If you go to your job's page, and add "api" to the end of the URL, you'll get information on using the API.
http://yourjenkins/job/job_name/api
More information on using the Jenkins API:
https://wiki.jenkins-ci.org/display/JENKINS/Remote+access+API
If you're comfortable with digging through the Jenkins Java API, you could write a system Groovy script to get this data. The Job class is the place to start.
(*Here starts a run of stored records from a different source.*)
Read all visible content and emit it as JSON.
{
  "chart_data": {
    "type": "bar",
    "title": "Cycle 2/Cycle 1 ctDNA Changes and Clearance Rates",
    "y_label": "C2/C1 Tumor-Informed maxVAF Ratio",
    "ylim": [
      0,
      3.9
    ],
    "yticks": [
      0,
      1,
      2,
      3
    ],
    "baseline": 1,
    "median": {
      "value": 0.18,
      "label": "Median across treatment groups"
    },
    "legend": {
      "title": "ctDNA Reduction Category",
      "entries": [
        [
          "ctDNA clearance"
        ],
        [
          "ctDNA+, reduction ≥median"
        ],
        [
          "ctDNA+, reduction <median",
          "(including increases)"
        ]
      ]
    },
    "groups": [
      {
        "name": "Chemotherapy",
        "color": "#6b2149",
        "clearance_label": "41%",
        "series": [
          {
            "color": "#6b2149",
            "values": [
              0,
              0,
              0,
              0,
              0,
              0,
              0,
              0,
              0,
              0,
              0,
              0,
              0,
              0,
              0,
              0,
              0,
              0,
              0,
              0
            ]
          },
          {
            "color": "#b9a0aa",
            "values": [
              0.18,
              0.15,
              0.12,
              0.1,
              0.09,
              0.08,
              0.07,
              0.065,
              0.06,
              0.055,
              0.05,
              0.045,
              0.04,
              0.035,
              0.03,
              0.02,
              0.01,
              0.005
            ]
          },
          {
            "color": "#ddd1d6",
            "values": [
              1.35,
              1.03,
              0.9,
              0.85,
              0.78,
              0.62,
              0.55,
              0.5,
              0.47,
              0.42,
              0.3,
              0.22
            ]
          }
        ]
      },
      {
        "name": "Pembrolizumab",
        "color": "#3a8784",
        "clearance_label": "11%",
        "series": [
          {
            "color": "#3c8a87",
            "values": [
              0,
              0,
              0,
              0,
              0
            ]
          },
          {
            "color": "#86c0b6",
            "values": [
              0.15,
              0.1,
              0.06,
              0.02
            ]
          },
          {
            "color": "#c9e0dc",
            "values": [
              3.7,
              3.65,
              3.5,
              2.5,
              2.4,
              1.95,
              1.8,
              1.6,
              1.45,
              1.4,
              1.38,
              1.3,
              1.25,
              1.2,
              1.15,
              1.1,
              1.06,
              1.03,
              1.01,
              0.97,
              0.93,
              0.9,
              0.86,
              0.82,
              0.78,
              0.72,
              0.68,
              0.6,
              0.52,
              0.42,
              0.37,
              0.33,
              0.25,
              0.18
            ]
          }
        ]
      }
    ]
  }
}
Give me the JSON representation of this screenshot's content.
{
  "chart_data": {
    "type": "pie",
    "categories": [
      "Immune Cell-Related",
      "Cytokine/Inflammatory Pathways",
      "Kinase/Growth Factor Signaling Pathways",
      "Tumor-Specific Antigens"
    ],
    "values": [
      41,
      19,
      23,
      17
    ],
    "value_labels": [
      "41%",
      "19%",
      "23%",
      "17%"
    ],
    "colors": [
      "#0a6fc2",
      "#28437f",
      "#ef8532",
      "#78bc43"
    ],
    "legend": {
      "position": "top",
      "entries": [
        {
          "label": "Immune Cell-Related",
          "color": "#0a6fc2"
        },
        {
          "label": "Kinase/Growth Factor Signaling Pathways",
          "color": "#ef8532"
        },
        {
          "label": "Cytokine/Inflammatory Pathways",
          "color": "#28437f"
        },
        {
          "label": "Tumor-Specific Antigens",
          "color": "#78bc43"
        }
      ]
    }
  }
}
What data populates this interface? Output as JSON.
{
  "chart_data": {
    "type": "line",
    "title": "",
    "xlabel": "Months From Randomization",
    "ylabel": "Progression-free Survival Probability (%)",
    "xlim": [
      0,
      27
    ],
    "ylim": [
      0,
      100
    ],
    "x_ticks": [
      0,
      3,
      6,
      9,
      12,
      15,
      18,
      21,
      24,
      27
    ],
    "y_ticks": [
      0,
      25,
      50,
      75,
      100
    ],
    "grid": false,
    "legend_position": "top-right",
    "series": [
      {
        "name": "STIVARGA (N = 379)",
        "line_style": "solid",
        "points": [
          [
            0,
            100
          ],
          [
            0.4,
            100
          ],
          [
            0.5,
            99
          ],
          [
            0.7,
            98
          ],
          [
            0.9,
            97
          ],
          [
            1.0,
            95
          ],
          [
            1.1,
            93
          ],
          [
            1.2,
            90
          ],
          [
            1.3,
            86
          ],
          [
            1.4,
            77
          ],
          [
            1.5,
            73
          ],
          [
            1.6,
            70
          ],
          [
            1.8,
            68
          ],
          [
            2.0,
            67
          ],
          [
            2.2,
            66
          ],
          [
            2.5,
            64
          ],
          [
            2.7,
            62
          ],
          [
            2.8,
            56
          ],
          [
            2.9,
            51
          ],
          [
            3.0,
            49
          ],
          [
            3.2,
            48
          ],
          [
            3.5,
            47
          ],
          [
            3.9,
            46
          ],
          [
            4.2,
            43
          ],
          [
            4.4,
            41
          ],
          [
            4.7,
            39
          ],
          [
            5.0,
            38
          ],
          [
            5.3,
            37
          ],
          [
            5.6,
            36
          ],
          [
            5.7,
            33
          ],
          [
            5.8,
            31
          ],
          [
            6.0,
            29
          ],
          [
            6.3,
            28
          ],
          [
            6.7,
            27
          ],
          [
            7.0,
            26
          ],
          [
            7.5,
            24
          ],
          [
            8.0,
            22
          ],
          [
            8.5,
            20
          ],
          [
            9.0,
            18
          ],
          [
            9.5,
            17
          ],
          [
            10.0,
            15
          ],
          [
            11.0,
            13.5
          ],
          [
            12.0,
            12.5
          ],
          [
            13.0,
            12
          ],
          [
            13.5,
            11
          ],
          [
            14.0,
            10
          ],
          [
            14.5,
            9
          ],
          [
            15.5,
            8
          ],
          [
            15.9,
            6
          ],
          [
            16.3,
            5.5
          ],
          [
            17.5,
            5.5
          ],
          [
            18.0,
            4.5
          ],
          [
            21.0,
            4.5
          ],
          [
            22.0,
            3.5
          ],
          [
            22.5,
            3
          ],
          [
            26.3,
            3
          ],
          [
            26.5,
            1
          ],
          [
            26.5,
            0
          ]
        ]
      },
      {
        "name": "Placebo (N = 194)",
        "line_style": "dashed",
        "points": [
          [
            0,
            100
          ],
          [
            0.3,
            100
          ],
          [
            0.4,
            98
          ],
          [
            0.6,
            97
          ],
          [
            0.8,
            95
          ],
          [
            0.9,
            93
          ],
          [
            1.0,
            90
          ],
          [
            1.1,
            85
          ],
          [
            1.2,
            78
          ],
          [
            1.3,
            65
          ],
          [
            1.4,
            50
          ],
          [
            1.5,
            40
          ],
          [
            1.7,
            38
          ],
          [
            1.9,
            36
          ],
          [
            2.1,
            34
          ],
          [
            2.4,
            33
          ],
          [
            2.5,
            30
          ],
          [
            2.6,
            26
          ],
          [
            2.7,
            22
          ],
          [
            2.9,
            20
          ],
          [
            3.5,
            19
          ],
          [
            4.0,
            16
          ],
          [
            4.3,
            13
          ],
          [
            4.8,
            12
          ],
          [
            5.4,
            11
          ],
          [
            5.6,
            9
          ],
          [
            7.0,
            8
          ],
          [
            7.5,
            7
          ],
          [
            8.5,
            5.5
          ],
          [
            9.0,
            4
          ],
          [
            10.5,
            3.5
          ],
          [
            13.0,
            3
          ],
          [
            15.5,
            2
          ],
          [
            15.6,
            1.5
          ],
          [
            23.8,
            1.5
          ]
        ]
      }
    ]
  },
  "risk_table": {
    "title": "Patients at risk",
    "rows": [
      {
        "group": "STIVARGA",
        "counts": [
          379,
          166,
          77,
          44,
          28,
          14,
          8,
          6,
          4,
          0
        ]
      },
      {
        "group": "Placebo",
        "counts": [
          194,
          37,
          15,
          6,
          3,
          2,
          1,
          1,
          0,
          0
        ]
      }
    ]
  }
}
As stated on the /api page of your build (chapter "Accessing Progressive Console Output"), you can poll the console output with a GET request by calling <url-to-job>/lastBuild/logText/progressiveText. To quote the API doc:
If the response also contains the X-More-Data: true header, the server is indicating that the build is in progress
And there you go. You can test this behaviour by simply calling the respective URL in your browser and then inspecting the response headers with your browser's developer tools (usually accessed by pressing F12). In Firefox, the respective tab is called "network analysis" (assuming my translation is correct, my browser is not set to English). In Chrome, navigate to the "Network" tab.
This answer is based on Jenkins version 2.176.3.
It is also possible to look at the color attribute. I know it is not the wanted way. But maybe someone can make use of it.
get the overview xml via "/job/api/xml" and then check the color attribute for "anim".